A Napoli la povera e sinistratissima sindachessa Rosa Russo Iervolino è impazzita come la maionese. Non nel senso psichiatrico, per carità, ma nel senso che la sua emulsione politica - non sapremmo come definirla diversamente - è partita in grumi e macchie d’unto e nessuno riesce a rimetterla più insieme. Lei l’aveva chiamata tarantella, per rispetto etnologico, ma non vediamo che cosa ci sia da ballare. Per la maionese impazzita il rimedio della nonna è sempre stato fecola di patate e colla di pesce. E la Iervolino ha a suo modo seguito la ricetta infilando nella melassa sbrodolata una iniezione di svagati insegnanti, sicché il Consiglio comunale si è trasformato in un Consiglio di istituto e la città di Napoli - che ha il senso dell’humour triste - è scoppiata in una disperata risata.
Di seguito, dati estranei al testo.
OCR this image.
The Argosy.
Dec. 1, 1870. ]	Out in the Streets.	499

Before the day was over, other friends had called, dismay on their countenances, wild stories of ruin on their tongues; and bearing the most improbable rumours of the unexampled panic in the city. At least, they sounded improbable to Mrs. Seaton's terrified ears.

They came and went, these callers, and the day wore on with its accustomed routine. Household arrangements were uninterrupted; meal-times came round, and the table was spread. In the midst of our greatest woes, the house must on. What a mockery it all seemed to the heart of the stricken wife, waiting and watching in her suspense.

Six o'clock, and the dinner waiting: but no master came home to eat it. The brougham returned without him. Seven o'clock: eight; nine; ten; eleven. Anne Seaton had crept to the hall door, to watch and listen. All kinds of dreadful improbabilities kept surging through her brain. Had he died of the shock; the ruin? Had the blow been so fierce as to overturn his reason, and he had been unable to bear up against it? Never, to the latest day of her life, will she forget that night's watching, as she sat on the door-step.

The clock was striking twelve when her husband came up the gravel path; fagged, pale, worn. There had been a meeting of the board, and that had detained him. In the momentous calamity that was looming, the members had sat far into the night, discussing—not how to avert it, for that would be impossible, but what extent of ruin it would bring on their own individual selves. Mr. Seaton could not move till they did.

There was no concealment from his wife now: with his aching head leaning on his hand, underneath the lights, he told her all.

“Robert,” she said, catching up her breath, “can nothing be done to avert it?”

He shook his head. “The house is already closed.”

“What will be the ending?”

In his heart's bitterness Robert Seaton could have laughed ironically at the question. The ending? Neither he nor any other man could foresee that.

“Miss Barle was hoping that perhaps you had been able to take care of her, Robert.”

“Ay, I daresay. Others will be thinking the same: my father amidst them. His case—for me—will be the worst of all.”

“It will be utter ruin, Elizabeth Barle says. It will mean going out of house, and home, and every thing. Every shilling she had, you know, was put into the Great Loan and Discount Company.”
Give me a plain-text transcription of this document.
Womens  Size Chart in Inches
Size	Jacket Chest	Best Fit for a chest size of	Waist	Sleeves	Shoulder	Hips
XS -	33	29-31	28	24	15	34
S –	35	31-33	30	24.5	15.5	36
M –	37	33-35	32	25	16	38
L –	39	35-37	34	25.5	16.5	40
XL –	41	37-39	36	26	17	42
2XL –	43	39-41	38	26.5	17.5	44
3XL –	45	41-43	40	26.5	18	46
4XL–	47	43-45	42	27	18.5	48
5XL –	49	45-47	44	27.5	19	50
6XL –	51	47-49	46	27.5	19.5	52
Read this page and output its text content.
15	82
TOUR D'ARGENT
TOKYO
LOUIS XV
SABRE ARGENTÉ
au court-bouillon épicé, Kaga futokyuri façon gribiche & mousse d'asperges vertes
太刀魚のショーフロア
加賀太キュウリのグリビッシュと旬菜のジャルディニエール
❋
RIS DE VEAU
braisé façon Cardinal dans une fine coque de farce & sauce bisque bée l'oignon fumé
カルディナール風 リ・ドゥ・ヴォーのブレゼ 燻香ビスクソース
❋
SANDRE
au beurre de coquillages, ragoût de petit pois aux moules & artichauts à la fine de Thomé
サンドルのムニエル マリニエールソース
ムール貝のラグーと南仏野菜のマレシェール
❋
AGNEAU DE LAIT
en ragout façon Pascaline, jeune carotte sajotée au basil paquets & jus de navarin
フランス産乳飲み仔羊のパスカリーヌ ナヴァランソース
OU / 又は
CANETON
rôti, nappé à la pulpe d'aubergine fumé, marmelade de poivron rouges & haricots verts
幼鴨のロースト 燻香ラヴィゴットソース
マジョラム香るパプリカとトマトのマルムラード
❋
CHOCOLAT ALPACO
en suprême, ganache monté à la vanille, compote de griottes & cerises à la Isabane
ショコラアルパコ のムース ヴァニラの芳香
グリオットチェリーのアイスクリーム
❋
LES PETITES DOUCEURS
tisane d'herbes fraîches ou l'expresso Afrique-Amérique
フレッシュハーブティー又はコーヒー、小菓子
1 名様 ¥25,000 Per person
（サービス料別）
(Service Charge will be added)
Di conseguenza Luigi Nicolais, che è - anzi era - il segretario provinciale del Partito democratico, ha staccato il cappello dall’attaccapanni, si è messo il paltò e se ne è andato lasciando dietro di sé una dolente nota in cui dice che tutti si aspettavano una «svolta coraggiosa che consentisse di recuperare bla bla bla», e invece, tanti saluti, non si è visto nulla. Naturalmente il poveruomo lamenta tutto, la crisi istituzionale, politica, morale, la mancanza della svolta e della forza morale per avviarla. In una parola: fallimento. In due parole: fallimento morale. E politico.
Ecco la situazione: ci troviamo davanti a gente furba, confusa, occasionalmente malavitosa eccetera eccetera. Di che cosa stiamo parlando? Stiamo parlando della differenza morale. Per chi voleva spacciarla per un fatto connaturato con la militanza, amara sconfitta. Che però dovrebbe essere salutare medicamentale, una lezione diagnostica su cui riflettere.
E a questo punto non resisto alla tentazione, per onorare la tradizione, di affibbiare il mio pistolotto morale a Veltroni il quale mi è notoriamente simpatico e che ha palesemente bisogno di aiuto: Walter, io credo che sarebbe ora con un gesto di grande coraggio di dire qualcosa di sferzante e autocritico sulla vecchia impostazione della questione morale e non per dire che tutto il mondo è paese e che tutti i gatti, o le vacche, sono grigi. No.

Qui ci vuole un colpo di frusta nella spina dorsale non soltanto per far pulizia in modo visibile, rapido e amaro quanto basta, ma per annunciare al mondo che non la diversità genetica, ma il buon fare e il buon agire - se proprio vogliamo tirar fuori un riferimento etico suggerirei sempre Calvino - possono restituire uno straccio di speranza a un partito che è partito - oops! - col piede sbagliato: il piede del moralismo che, come tutti gli altri ismi, ha fatto la fine che ha fatto e le vicende attuali del tuo partito, purtroppo, mostrano e dimostrano con non necessaria abbondanza.